Après Olivier Dubois et sa Révolution, le festival des Inaccoutumés de poursuit à la Ménagerie de Verre avec, entre autres, Christian Rizzo, Vincent Dupond, Alain Buffard, et… Gérald Kurdian.
1999 est un spectacle d’environ une heure pendant lequel ce “performeur sans fonction précise”, comme il aime à se définir, endosse tous les rôles, du photographe au compositeur, de l’ingénieur au chanteur, du monstre au héros intergalactique. Gérald Kurdian invente devant nous une histoire de science-fiction de bric et de broc à l’aide d’un appareil photo, une petite maison en plastique, un poster des Bahamas, un écran (sur lequel sont projetés les films fabriqués avec l’appareil photo), une imprimante et deux claviers : une dame aux cheveux longs attend son bien-aimé parti conquérir l’univers (épisode 1).

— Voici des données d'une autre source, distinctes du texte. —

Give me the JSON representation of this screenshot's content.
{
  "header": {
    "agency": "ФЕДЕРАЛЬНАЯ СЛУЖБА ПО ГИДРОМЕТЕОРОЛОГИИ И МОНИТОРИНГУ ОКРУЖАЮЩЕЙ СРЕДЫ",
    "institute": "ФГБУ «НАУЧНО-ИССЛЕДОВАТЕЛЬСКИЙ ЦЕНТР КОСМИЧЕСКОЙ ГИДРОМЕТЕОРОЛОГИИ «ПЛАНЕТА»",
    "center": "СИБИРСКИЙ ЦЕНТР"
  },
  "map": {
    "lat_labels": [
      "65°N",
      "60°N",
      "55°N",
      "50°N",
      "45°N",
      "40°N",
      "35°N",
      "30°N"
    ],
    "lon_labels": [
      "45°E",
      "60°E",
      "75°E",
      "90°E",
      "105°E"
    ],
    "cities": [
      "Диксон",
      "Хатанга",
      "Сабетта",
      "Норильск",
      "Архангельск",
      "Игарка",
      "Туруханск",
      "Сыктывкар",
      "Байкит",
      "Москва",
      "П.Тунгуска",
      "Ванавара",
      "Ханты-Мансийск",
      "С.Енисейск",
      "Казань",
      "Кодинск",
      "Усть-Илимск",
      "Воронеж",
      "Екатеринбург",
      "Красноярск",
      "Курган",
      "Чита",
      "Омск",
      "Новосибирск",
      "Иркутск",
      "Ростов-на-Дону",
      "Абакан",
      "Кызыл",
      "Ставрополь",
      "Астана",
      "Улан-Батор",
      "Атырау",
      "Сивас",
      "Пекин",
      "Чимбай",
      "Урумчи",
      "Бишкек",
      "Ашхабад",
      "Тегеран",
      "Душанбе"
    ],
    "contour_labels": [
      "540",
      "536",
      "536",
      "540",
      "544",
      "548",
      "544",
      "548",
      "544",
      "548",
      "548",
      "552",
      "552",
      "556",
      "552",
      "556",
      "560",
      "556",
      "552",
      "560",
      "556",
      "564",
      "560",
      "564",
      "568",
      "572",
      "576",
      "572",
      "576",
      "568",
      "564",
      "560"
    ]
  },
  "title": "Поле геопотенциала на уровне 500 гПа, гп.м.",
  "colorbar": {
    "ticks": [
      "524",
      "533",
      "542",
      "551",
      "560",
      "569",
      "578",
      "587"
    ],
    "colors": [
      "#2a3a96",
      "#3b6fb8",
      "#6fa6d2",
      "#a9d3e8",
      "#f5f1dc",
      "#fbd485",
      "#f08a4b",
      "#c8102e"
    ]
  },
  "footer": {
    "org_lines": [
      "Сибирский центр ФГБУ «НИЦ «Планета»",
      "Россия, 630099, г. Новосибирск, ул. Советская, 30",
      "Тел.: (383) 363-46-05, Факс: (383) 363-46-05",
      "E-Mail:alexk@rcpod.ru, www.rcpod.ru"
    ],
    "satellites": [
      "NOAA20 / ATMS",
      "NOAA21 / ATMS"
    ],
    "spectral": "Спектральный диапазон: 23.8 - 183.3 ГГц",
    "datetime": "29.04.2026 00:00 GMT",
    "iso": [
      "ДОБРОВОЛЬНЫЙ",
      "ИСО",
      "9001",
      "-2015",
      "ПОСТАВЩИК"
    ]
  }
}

Celui-ci devra affronter un monstre impitoyable au visage rouge et bouclé, pour finir par se faire soigner dans un laboratoire secret par un chimiste qui pousse la chansonnette en contemplant le ciel étoilé. Car c’est bien de musique qu’il s’agit. La mise en scène n’est autre qu’un écrin pour de douces et sucrées mélodies pop : la belle mélancolique, le vaillant héros, la finitude scientifique, la cruauté monstrueuse… Tout est prétexte à donner de la voix. C’est alors que Gérald Kurdian, alors qu’il est constamment du côté de l’autodérision et de la distanciation comique, tombe le masque. Une voix féminine, claire, gracieuse emplit l’espace ; le chanteur ne joue plus. La dizaine de pièces qui parcourt le spectacle se ressemble furieusement : notes au piano, bruitage drôlatique (“l’improvisation” est très réussie : Gérald Kurdian allume deux talkie-walkies et les fait hurler le temps d’un fou rire), enregistrement de la rythmique en live, reprise de grands tubes… Le spectacle se termine sur la production d’un disque en direct, gravé sur un ordinateur d’après la performance de l’instant.Cependant, alors que le songwriter timide remet en cause le dispositif théâtral en s’adressant directement aux spectateurs, en dévoilant les machines, en explicitant le processus de création, il semble ne pas étendre ce questionnement à la musique. C’est comme si toute la distanciation disparaissait dès les premières notes de chaque morceau. Du coup, le va-et-vient entre musique et mise en scène ne fonctionne qu’un moment ; vite, on commence à se lasser de ces chansons qui sont toutes pareilles, et on aimerait davantage de recul vis-à-vis d’elles. Une idée aurait pu être de pousser la logique du même en chantant (presque) la même pièce dix fois de suite. Face à la ferveur du chanteur, la mise en scène n’apparaît plus que comme un prétexte ; c’est dommage, elle mérite mieux.